Burke erklärte, Australien habe zuvor ein eher routinemäßiges System für den Umgang mit Personen gehabt, die ihre Visumsdauer überschritten hätten. Diese könnten in Einwanderungshaft genommen und aufgefordert werden, ihre Ausreise zu organisieren – was seiner Aussage nach oft dazu führte, dass die Betroffenen innerhalb weniger Wochen selbst Flüge buchten.

Die Regierung will nun diese abschreckende Maßnahme wieder einführen.

77.000 Menschen haben die Aufenthaltsdauer überschritten

In Australien gibt es derzeit mehr als 77.000 Personen, die ihre Visumsdauer überschritten haben – vor einem Jahrzehnt waren es noch etwa 64.000.

Die Regierung erwägt, eine ehemalige Quarantänestation in Melbourne zu nutzen, um zusätzliche Haftkapazitäten zu schaffen – zusätzlich zu den 250 neuen Plätzen, die bereits eingerichtet werden.

Burke hat Vergleiche mit den von der ICE in den Vereinigten Staaten durchgeführten Einwanderungsrazzien zurückgewiesen und erklärt, die australische Aktion werde nicht den Durchsetzungsmaßnahmen ähneln, die man vielleicht anderswo gesehen habe.

Für normale Touristen ist die Botschaft recht einfach: Überprüfen Sie das Ablaufdatum Ihres Visums und verlassen Sie Australien, bevor es abläuft, es sei denn, Sie haben sich einen anderen rechtmäßigen Aufenthaltsstatus gesichert.

Das australische Innenministerium warnt bereits davor, dass jeder, der sich ohne gültiges Visum im Land aufhält, in Gewahrsam genommen, aus dem Land abgeschoben und zur Übernahme der Kosten für diese Abschiebung verpflichtet werden kann.

Auch für zukünftige Reisen kann dies Konsequenzen haben.
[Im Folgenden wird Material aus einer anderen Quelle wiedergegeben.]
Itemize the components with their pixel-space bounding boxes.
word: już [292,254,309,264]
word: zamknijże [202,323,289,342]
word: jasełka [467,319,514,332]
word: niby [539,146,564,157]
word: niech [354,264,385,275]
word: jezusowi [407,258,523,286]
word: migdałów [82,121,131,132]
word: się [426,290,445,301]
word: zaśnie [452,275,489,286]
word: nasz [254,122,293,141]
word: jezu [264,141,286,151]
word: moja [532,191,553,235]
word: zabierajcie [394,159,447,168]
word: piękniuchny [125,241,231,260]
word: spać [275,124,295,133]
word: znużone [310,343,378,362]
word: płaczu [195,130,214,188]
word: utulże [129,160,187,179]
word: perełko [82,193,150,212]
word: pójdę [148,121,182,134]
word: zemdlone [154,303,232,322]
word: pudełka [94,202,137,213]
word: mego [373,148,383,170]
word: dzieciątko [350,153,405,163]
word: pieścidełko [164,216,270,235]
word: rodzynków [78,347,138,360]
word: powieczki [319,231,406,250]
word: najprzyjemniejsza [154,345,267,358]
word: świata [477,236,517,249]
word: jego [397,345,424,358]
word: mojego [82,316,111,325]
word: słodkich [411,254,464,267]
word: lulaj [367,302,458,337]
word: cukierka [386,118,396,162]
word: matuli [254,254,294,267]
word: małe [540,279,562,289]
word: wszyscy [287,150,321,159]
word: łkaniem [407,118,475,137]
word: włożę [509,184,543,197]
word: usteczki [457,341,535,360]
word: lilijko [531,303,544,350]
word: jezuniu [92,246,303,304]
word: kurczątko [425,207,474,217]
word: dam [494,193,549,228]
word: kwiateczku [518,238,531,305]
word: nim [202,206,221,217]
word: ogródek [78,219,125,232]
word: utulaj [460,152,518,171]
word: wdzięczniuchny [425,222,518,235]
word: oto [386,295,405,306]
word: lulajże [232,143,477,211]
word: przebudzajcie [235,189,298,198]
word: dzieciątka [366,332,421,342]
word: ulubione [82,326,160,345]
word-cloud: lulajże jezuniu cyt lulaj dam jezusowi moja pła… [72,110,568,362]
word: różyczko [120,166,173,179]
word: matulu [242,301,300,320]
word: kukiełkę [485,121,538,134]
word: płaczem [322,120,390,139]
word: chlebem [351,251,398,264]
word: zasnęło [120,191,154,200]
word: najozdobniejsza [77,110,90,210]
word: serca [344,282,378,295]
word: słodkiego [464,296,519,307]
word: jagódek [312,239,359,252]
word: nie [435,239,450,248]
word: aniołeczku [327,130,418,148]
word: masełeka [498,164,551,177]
Wer Australien verlässt, nachdem er sich mehr als 28 Tage ohne gültiges Visum dort aufgehalten hat, könnte bis zu drei Jahre lang kein neues australisches Visum erhalten, wobei Ausnahmen gelten.

Auch bei Touristenvisa gibt es Änderungen

Das harte Vorgehen ist Teil einer viel umfassenderen Verschärfung der australischen Einwanderungsbestimmungen.

Die Regierung plant zudem, die Auflage „No Further Stay“ (kein weiterer Aufenthalt) standardmäßig in Besuchervisa aufzunehmen. Damit soll verhindert werden, dass Personen als Touristen einreisen und anschließend von Australien aus ein anderes Visum beantragen, um ihren Aufenthalt zu verlängern.

Internationale Studierende und Working-Holiday-Teilnehmer sehen sich mit gesonderten Änderungen konfrontiert, darunter Beschränkungen, die verhindern sollen, dass Personen wiederholt zwischen befristeten Visa oder Studiengängen wechseln, nur um im Land zu bleiben.

Die Regierung erklärt, die Reformen zielten darauf ab, die Einwanderungszahlen zu senken und Australien gleichzeitig weiterhin die Möglichkeit zu geben, benötigte Arbeitskräfte in Bereichen wie dem Gesundheitswesen und dem Baugewerbe anzuwerben.

Es gab bereits Kritik. Menschenrechtsaktivisten haben gewarnt, dass eine strengere Durchsetzung dazu führen könnte, dass ausbeutete Arbeitskräfte ohne Aufenthaltsgenehmigung zögern, Missbrauch zu melden, weil sie eine Inhaftierung befürchten.

Für Besucher, die einen normalen Urlaub in Australien planen, ändert sich wenig, solange sie sich an die Bedingungen und Fristen ihres Visums halten.

Für diejenigen, die das Land nach Ablauf ihrer Aufenthaltsgenehmigung nicht verlassen, steigt jedoch die Wahrscheinlichkeit, dass die australischen Behörden aktiv gegen sie vorgehen.